Overview of Data Type Objects

This is going to be a fairly short guide, but we're going to start our high-level breakdown of data type objects. As I mentioned in the previous guide, every array object is associated with a data type object and the dtype describes different aspects of the data. So for now, we'll be covering the first three characteristics listed in numbpy's documentation. And those are data types, the size of data, and the byte order of the data.

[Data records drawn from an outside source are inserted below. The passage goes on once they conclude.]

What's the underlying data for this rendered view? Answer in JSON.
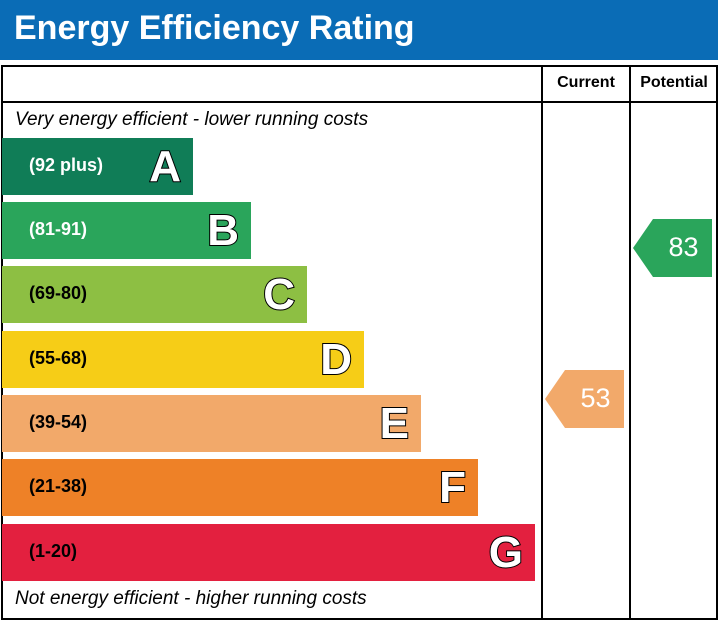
{
  "title": "Energy Efficiency Rating",
  "chart_data": {
    "type": "bar",
    "columns": [
      "Current",
      "Potential"
    ],
    "top_note": "Very energy efficient - lower running costs",
    "bottom_note": "Not energy efficient - higher running costs",
    "bands": [
      {
        "letter": "A",
        "range": "(92 plus)",
        "color": "#107d57"
      },
      {
        "letter": "B",
        "range": "(81-91)",
        "color": "#2aa55b"
      },
      {
        "letter": "C",
        "range": "(69-80)",
        "color": "#8dbf43"
      },
      {
        "letter": "D",
        "range": "(55-68)",
        "color": "#f6cd17"
      },
      {
        "letter": "E",
        "range": "(39-54)",
        "color": "#f2a96a"
      },
      {
        "letter": "F",
        "range": "(21-38)",
        "color": "#ee8127"
      },
      {
        "letter": "G",
        "range": "(1-20)",
        "color": "#e3203f"
      }
    ],
    "current": {
      "value": "53",
      "band": "E",
      "color": "#f2a96a"
    },
    "potential": {
      "value": "83",
      "band": "B",
      "color": "#2aa55b"
    }
  }
}
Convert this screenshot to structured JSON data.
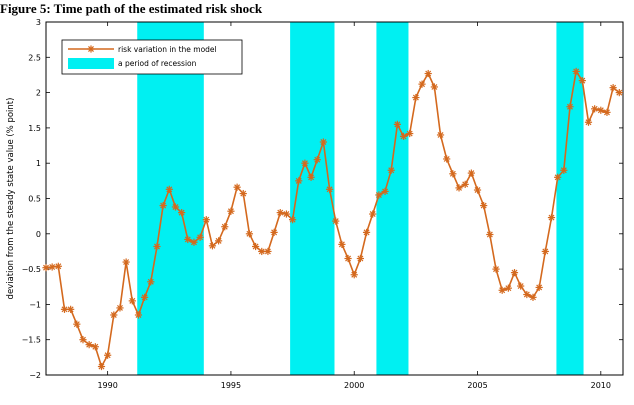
{
  "chart_data": {
    "type": "line",
    "title": "Figure 5: Time path of the estimated risk shock",
    "xlabel": "",
    "ylabel": "deviation from the steady state value (% point)",
    "xlim": [
      1987.5,
      2010.9
    ],
    "ylim": [
      -2,
      3
    ],
    "xticks": [
      1990,
      1995,
      2000,
      2005,
      2010
    ],
    "yticks": [
      3,
      2.5,
      2,
      1.5,
      1,
      0.5,
      0,
      -0.5,
      -1,
      -1.5,
      -2
    ],
    "legend_position": "top-left",
    "grid": false,
    "series": [
      {
        "name": "risk variation in the model",
        "color": "#d4691e",
        "marker": "asterisk",
        "x": [
          1987.5,
          1987.75,
          1988.0,
          1988.25,
          1988.5,
          1988.75,
          1989.0,
          1989.25,
          1989.5,
          1989.75,
          1990.0,
          1990.25,
          1990.5,
          1990.75,
          1991.0,
          1991.25,
          1991.5,
          1991.75,
          1992.0,
          1992.25,
          1992.5,
          1992.75,
          1993.0,
          1993.25,
          1993.5,
          1993.75,
          1994.0,
          1994.25,
          1994.5,
          1994.75,
          1995.0,
          1995.25,
          1995.5,
          1995.75,
          1996.0,
          1996.25,
          1996.5,
          1996.75,
          1997.0,
          1997.25,
          1997.5,
          1997.75,
          1998.0,
          1998.25,
          1998.5,
          1998.75,
          1999.0,
          1999.25,
          1999.5,
          1999.75,
          2000.0,
          2000.25,
          2000.5,
          2000.75,
          2001.0,
          2001.25,
          2001.5,
          2001.75,
          2002.0,
          2002.25,
          2002.5,
          2002.75,
          2003.0,
          2003.25,
          2003.5,
          2003.75,
          2004.0,
          2004.25,
          2004.5,
          2004.75,
          2005.0,
          2005.25,
          2005.5,
          2005.75,
          2006.0,
          2006.25,
          2006.5,
          2006.75,
          2007.0,
          2007.25,
          2007.5,
          2007.75,
          2008.0,
          2008.25,
          2008.5,
          2008.75,
          2009.0,
          2009.25,
          2009.5,
          2009.75,
          2010.0,
          2010.25,
          2010.5,
          2010.75
        ],
        "y": [
          -0.48,
          -0.47,
          -0.46,
          -1.07,
          -1.07,
          -1.28,
          -1.5,
          -1.57,
          -1.6,
          -1.88,
          -1.72,
          -1.15,
          -1.05,
          -0.4,
          -0.95,
          -1.15,
          -0.9,
          -0.68,
          -0.18,
          0.4,
          0.63,
          0.38,
          0.3,
          -0.08,
          -0.12,
          -0.05,
          0.2,
          -0.17,
          -0.1,
          0.1,
          0.32,
          0.66,
          0.57,
          0.0,
          -0.18,
          -0.25,
          -0.25,
          0.02,
          0.3,
          0.28,
          0.2,
          0.75,
          1.0,
          0.8,
          1.05,
          1.3,
          0.63,
          0.18,
          -0.15,
          -0.35,
          -0.58,
          -0.35,
          0.02,
          0.28,
          0.55,
          0.6,
          0.9,
          1.55,
          1.38,
          1.42,
          1.93,
          2.12,
          2.27,
          2.08,
          1.4,
          1.06,
          0.85,
          0.65,
          0.7,
          0.86,
          0.62,
          0.4,
          -0.01,
          -0.5,
          -0.8,
          -0.77,
          -0.55,
          -0.74,
          -0.86,
          -0.9,
          -0.76,
          -0.25,
          0.23,
          0.8,
          0.9,
          1.8,
          2.3,
          2.17,
          1.58,
          1.77,
          1.75,
          1.72,
          2.07,
          2.0
        ]
      }
    ],
    "recessions": {
      "name": "a period of recession",
      "color": "#00f0f2",
      "periods": [
        [
          1991.2,
          1993.9
        ],
        [
          1997.4,
          1999.2
        ],
        [
          2000.9,
          2002.2
        ],
        [
          2008.2,
          2009.3
        ]
      ]
    }
  }
}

I'm going to start by just showing you the general commands to access all the information, then we'll go back through for an actual explanation. So to do this, let's actually start by creating a simple 12 element array that has three rows and four columns. To find the data type object associated with the array we just pass in the name of the end dimensional array, followed by dtype. To get information about the memory layout of the array we pass in X.flags. And then the last thing we'll do is pass in X.strides.

medium

According to this, that data type is an integer and the size of each element is 64 bits. The byte order is C contiguous and the tuple refers to the number of locations and memory between beginnings of successive array elements, which I'll explain a little bit more as well.

medium

By default, the way the matrix is laid out in memory follows the C order or row-major order. So when it's mapped out, it will go from row to row. There's also something called Fortran order, or a column major, and instead, that works by going from column to column. looking back at our original output, we see that C contiguous is true. So that means right now we're using the default of row major order. So when everything's mapped in memory, it's going to be going from row to row, but internally our computer memory doesn't actually have a way of understanding the concept of rows and columns.

So you can kind of think of RAM as just being a one dimensional strip with everything having its own linear position. And the way numpy gets around this is by using something called strides. If you're not familiar with strides it just refers to the number of bytes between array elements. And that was represented by the tuple. So in ours, we had a tuple that contained 32 and eight. What that means is there's 32 bytes between successive row elements and eight bytes between column elements.

Knowing our matrix is laid out using row major order, it would look something like this in RAM. To go to the successive row element there needs to be a step or stride of 32 bytes. Going from column element to column element, there's a stride of eight bytes. Relating that back to the initial element size, it all makes sense because there's eight bits for every byte. So there's going to be a total of 64 bits in one stride, which is the distance from one element to the next element.

The reason this is so helpful is that when we take slices of an array, like we do when we're segmenting data, we don't have to have these massive chunks of data iterated over and returned back, which saves us a bunch of processing time.

So those are just a few of the basics when it comes to data type objects. And in the next guide, we're going to expand the topic a little bit more and discuss structured arrays as well as how to switch between different data types.